Bubbles and Johnny are back in an apartment that would need a good cleaning to qualify as "dilapidated" and making do with their split helping of drugs. Johnny is sanguine (read: stoned) about this; Bubbles is less so. I am more interested in the fact that the same Orioles game Bunk and McNulty are at is playing on the radio in the background. For God's sake, Lee Mazilli -- do not bring in B.J. Ryan to pitch in the seventh. It will only end in tears.
Back at Camden Yards, the Great McNulty spawn swap of Aught-Four is taking place; the McNulty kids are not helping the smooth transfer of power by enthusing about what great seats they have with Weekday Daddy and then grousing about going to sit in the rafters with Actual Daddy. To make things even more painful for McNulty, his ex-wife's special guy friend walks up and introduces himself before offering to fetch overpriced refreshments for his beloved. It's a good thing McNulty already knows his way around a bottle, that's how painful this entire exchange is.
Apparently, the criminal element in Baltimore did not knock off early that night to take in the Orioles game. Detective Norris is already in the midst of one investigation when a call comes in over his cell about another shooting on the west side. It seems we're fresh out of Homicide detectives, so...

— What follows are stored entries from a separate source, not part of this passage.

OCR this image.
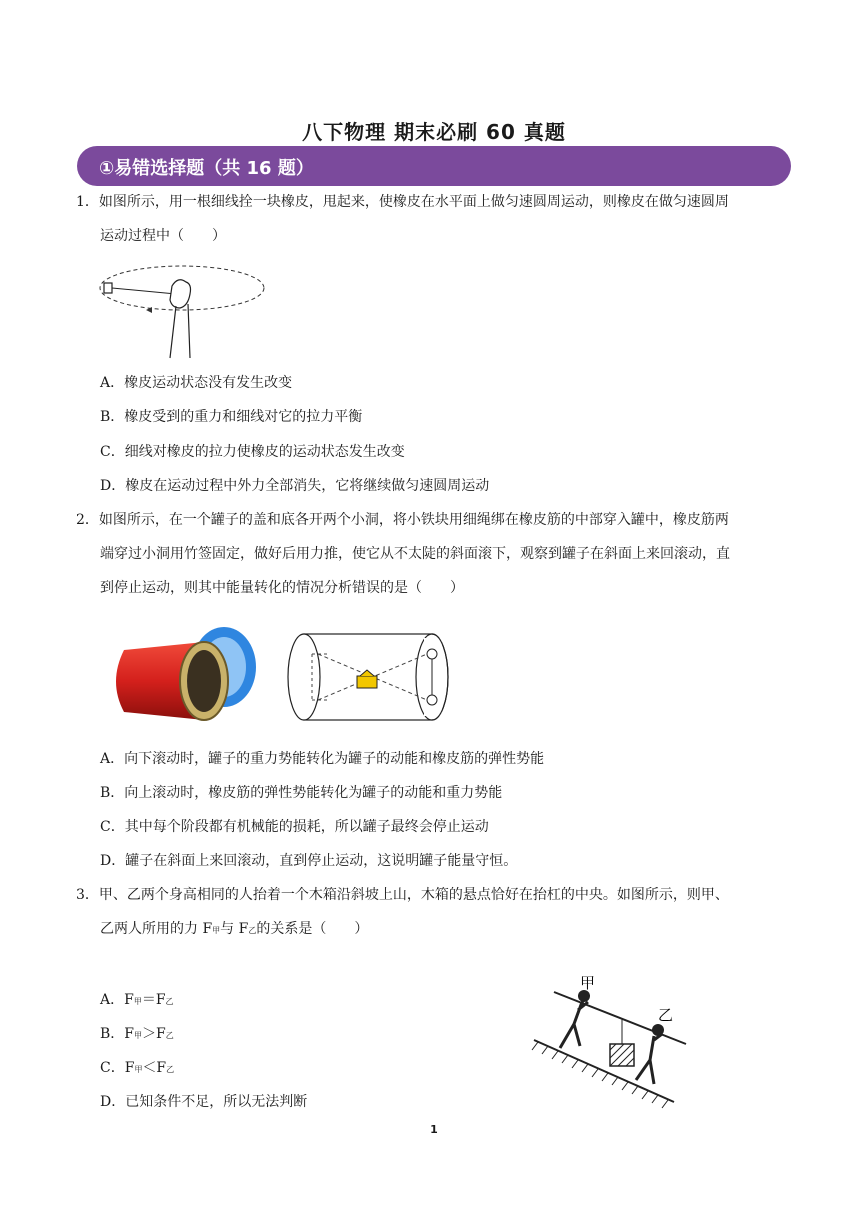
八下物理 期末必刷 60 真题
①易错选择题（共 16 题）
1．如图所示，用一根细线拴一块橡皮，甩起来，使橡皮在水平面上做匀速圆周运动，则橡皮在做匀速圆周
运动过程中（　　）
A．橡皮运动状态没有发生改变
B．橡皮受到的重力和细线对它的拉力平衡
C．细线对橡皮的拉力使橡皮的运动状态发生改变
D．橡皮在运动过程中外力全部消失，它将继续做匀速圆周运动
2．如图所示，在一个罐子的盖和底各开两个小洞，将小铁块用细绳绑在橡皮筋的中部穿入罐中，橡皮筋两
端穿过小洞用竹签固定，做好后用力推，使它从不太陡的斜面滚下，观察到罐子在斜面上来回滚动，直
到停止运动，则其中能量转化的情况分析错误的是（　　）
A．向下滚动时，罐子的重力势能转化为罐子的动能和橡皮筋的弹性势能
B．向上滚动时，橡皮筋的弹性势能转化为罐子的动能和重力势能
C．其中每个阶段都有机械能的损耗，所以罐子最终会停止运动
D．罐子在斜面上来回滚动，直到停止运动，这说明罐子能量守恒。
3．甲、乙两个身高相同的人抬着一个木箱沿斜坡上山，木箱的悬点恰好在抬杠的中央。如图所示，则甲、
乙两人所用的力 F甲与 F乙的关系是（　　）
A．F甲＝F乙
B．F甲＞F乙
C．F甲＜F乙
D．已知条件不足，所以无法判断
甲
乙
1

...Bunk's cell phone rings at the Orioles game. It's just as well because McNulty is proving to be a grim gametime companion, what with his glaring down at the behind-the-plate seats where his is ex-wife is busy canoodling with her new beau. "Perlozzo's pretty quick to yank a pitcher, ain't he?" Bunk observes, pre-cell phone call to a non-responsive McNulty. "I'm thinking of becoming a woman," Bunk attempts. Still, no reaction from McNulty. Yeah, investigating yet another homicide would be a definite improvement on this, so Bunk leaves his son in the care of McNulty -- there's a potential episode of Bad Idea Theater -- and heads off to work on his off-day. "City's jumping bad, man," he observes.
A new day has dawned -- literally for most, figuratively for Cutty, who is out of Jessup and strolling down the streets of his old neighborhood for the first time in fourteen years. Most of the buildings appear boarded-up; the lot across the street is overgrown with weeds. Cutty doesn't seem to care. He spots one of the few non-boarded-up doors, with the name "Wise" taped onto the mailbox and -- with some noticeable trepidation -- knocks. Ah, homecoming. Cutty's mother appears happy to see him, at any rate.